Correctional treatment is key to controlling the risk offenders may pose and to helping them change behavior that contributes to criminality. Correctional treatment encompasses many services, including drug or alcohol treatment, mental health treatment, educational or vocational training, medical care, and employment assistance. The officer's job is to locate and use community resources to address offender needs in these areas or to arrange for services.
Officers periodically evaluate offenders' responses to supervision and revise supervision plans as necessary. Officers keep informed of the conduct and condition of offenders throughout supervision; help them improve, consistent with the court's order; and keep records of supervision activities. If necessary, officers ask the court to modify the conditions to provide for home confinement, financial disclosure, or other conditions to reduce risk. Offenders who do not comply with supervision conditions face sanctions ranging from reprimand to revocation proceedings. The most serious violations include violations for new criminal conduct, violations that compromise public safety, and absconding from supervision.

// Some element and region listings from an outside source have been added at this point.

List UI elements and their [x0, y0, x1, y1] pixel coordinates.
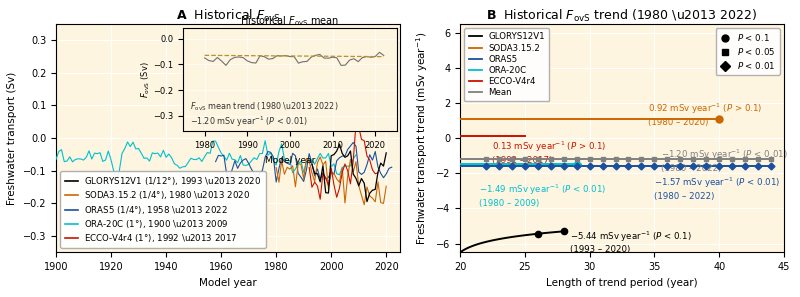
X-axis label: Length of trend period (year): Length of trend period (year)	[546, 278, 698, 288]
Legend: GLORYS12V1 (1/12$\degree$), 1993 \u2013 2020, SODA3.15.2 (1/4$\degree$), 1980 \u: GLORYS12V1 (1/12$\degree$), 1993 \u2013 …	[60, 171, 266, 248]
Text: 0.13 mSv year$^{-1}$ ($P$ > 0.1)
(1992 – 2017): 0.13 mSv year$^{-1}$ ($P$ > 0.1) (1992 –…	[492, 140, 607, 165]
Text: $-$1.57 mSv year$^{-1}$ ($P$ < 0.01)
(1980 – 2022): $-$1.57 mSv year$^{-1}$ ($P$ < 0.01) (19…	[654, 176, 781, 201]
Text: $-$5.44 mSv year$^{-1}$ ($P$ < 0.1)
(1993 – 2020): $-$5.44 mSv year$^{-1}$ ($P$ < 0.1) (199…	[570, 230, 692, 255]
X-axis label: Model year: Model year	[199, 278, 257, 288]
Title: $\bf{A}$  Historical $F_{\rm ovS}$: $\bf{A}$ Historical $F_{\rm ovS}$	[175, 8, 281, 24]
Title: $\bf{B}$  Historical $F_{\rm ovS}$ trend (1980 \u2013 2022): $\bf{B}$ Historical $F_{\rm ovS}$ trend …	[486, 8, 758, 24]
Text: $-$1.49 mSv year$^{-1}$ ($P$ < 0.01)
(1980 – 2009): $-$1.49 mSv year$^{-1}$ ($P$ < 0.01) (19…	[479, 183, 606, 208]
Text: 0.92 mSv year$^{-1}$ ($P$ > 0.1)
(1980 – 2020): 0.92 mSv year$^{-1}$ ($P$ > 0.1) (1980 –…	[648, 102, 762, 127]
Y-axis label: Freshwater transport (Sv): Freshwater transport (Sv)	[7, 72, 18, 205]
Legend: $P$ < 0.1, $P$ < 0.05, $P$ < 0.01: $P$ < 0.1, $P$ < 0.05, $P$ < 0.01	[715, 28, 780, 75]
Text: $-$1.20 mSv year$^{-1}$ ($P$ < 0.01)
(1980 – 2022): $-$1.20 mSv year$^{-1}$ ($P$ < 0.01) (19…	[661, 148, 787, 173]
Y-axis label: Freshwater transport trend (mSv year$^{-1}$): Freshwater transport trend (mSv year$^{-…	[414, 31, 430, 245]
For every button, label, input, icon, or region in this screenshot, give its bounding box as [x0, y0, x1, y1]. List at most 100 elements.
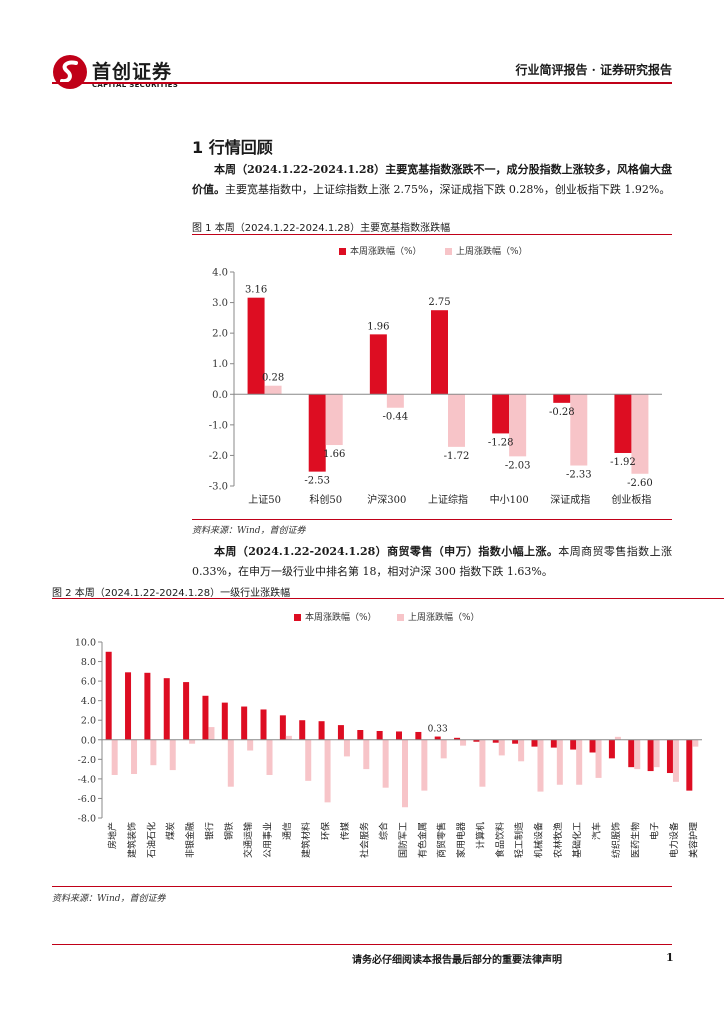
bar	[473, 739, 480, 742]
data-label: -1.28	[488, 437, 514, 448]
y-tick-label: 6.0	[81, 677, 96, 688]
figure-1-bottom-rule	[192, 519, 672, 520]
paragraph-1: 本周（2024.1.22-2024.1.28）主要宽基指数涨跌不一，成分股指数上…	[192, 160, 672, 200]
paragraph-2: 本周（2024.1.22-2024.1.28）商贸零售（申万）指数小幅上涨。本周…	[192, 542, 672, 582]
data-label: 3.16	[245, 285, 267, 296]
bar	[631, 394, 649, 474]
bar	[509, 394, 527, 457]
bar	[553, 394, 571, 403]
category-label: 创业板指	[611, 493, 651, 506]
legend-swatch	[339, 248, 346, 255]
bar	[357, 730, 364, 740]
bar	[647, 739, 654, 772]
bar	[163, 678, 170, 740]
y-tick-label: -6.0	[78, 794, 96, 805]
legend-swatch	[294, 614, 301, 621]
figure-2-bottom-rule	[52, 886, 672, 887]
bar	[131, 739, 138, 774]
y-tick-label: -3.0	[209, 482, 228, 493]
category-label: 房地产	[107, 822, 119, 849]
category-label: 非银金融	[184, 822, 196, 858]
category-label: 计算机	[474, 822, 486, 849]
category-label: 上证50	[248, 494, 281, 506]
bar	[492, 394, 510, 434]
bar	[202, 695, 209, 740]
bar	[434, 736, 441, 740]
bar	[264, 385, 282, 395]
category-label: 上证综指	[428, 493, 468, 506]
bar	[369, 334, 387, 395]
y-tick-label: 2.0	[81, 716, 96, 727]
bar	[614, 736, 621, 740]
bar	[111, 739, 118, 775]
legend-label: 上周涨跌幅（%）	[408, 611, 480, 623]
category-label: 有色金属	[416, 822, 428, 858]
bar	[299, 720, 306, 740]
bar	[672, 739, 679, 782]
figure-2-source: 资料来源：Wind，首创证券	[52, 894, 166, 904]
y-tick-label: 4.0	[81, 696, 96, 707]
data-label: 2.75	[428, 297, 450, 308]
bar	[105, 651, 112, 740]
category-label: 建筑装饰	[126, 822, 138, 858]
category-label: 美容护理	[687, 822, 699, 858]
bar	[208, 727, 215, 740]
bar	[266, 739, 273, 775]
category-label: 银行	[203, 822, 215, 840]
bar	[247, 739, 254, 751]
data-label: -0.28	[549, 407, 575, 418]
figure-1-top-rule	[192, 234, 672, 235]
bar	[324, 739, 331, 803]
category-label: 医药生物	[629, 822, 641, 858]
report-type: 行业简评报告 · 证券研究报告	[515, 63, 672, 77]
bar	[498, 739, 505, 756]
bar	[421, 739, 428, 791]
bar	[576, 739, 583, 785]
y-tick-label: -4.0	[78, 774, 96, 785]
data-label: 1.96	[367, 321, 389, 332]
bar	[448, 394, 465, 447]
bar	[305, 739, 312, 781]
bar	[144, 672, 151, 740]
footer-disclaimer: 请务必仔细阅读本报告最后部分的重要法律声明	[352, 955, 562, 966]
category-label: 科创50	[309, 493, 342, 506]
paragraph-2-text: 本周商贸零售指数上涨 0.33%，在申万一级行业中排名第 18，相对沪深 300…	[192, 545, 672, 578]
category-label: 综合	[378, 822, 390, 840]
legend-swatch	[445, 248, 452, 255]
paragraph-1-bold: 本周（2024.1.22-2024.1.28）主要宽基指数涨跌不一，成分股指数上…	[192, 163, 672, 196]
bar	[608, 739, 615, 759]
category-label: 沪深300	[367, 493, 406, 506]
category-label: 环保	[320, 822, 332, 840]
data-label: -2.03	[505, 460, 531, 471]
category-label: 电力设备	[668, 822, 680, 858]
bar	[169, 739, 176, 771]
section-title: 1 行情回顾	[192, 138, 273, 157]
bar	[227, 739, 234, 787]
category-label: 通信	[281, 822, 293, 840]
logo-mark-icon	[53, 55, 87, 89]
bar	[686, 739, 693, 791]
category-label: 机械设备	[532, 822, 544, 858]
y-tick-label: 2.0	[212, 329, 228, 340]
y-tick-label: 4.0	[212, 268, 228, 279]
category-label: 电子	[649, 822, 661, 840]
bar	[634, 739, 641, 770]
bar	[376, 730, 383, 740]
company-logo: 首创证券 CAPITAL SECURITIES	[52, 52, 192, 92]
category-label: 农林牧渔	[552, 822, 564, 858]
bar	[402, 739, 408, 808]
y-tick-label: -2.0	[78, 755, 96, 766]
y-tick-label: -1.0	[209, 420, 228, 431]
category-label: 建筑材料	[300, 822, 312, 858]
y-tick-label: 8.0	[81, 657, 96, 668]
bar	[363, 739, 370, 770]
bar	[247, 297, 265, 395]
figure-1-title: 图 1 本周（2024.1.22-2024.1.28）主要宽基指数涨跌幅	[192, 223, 451, 234]
bar	[440, 739, 447, 759]
page-number: 1	[666, 951, 674, 964]
footer-divider	[52, 944, 672, 945]
bar	[285, 735, 292, 740]
legend-label: 本周涨跌幅（%）	[350, 245, 422, 257]
bar	[260, 709, 267, 740]
data-label: -1.92	[610, 457, 636, 468]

Some officers use special skills, work with particular caseloads, and take on specialized responsibilities to further investigation, supervision, and officer safety goals. Experience, on-the-job training, and training from outside sources prepare officers for specialist positions. For example, drug and alcohol treatment specialists closely supervise drug- or alcohol-dependent offenders, require them to undergo drug testing, and arrange for appropriate treatment such as detoxification or counseling. Mental health treatment, home confinement, community service, sentencing guidelines, financial investigation, employment, and firearms are some other specialty areas.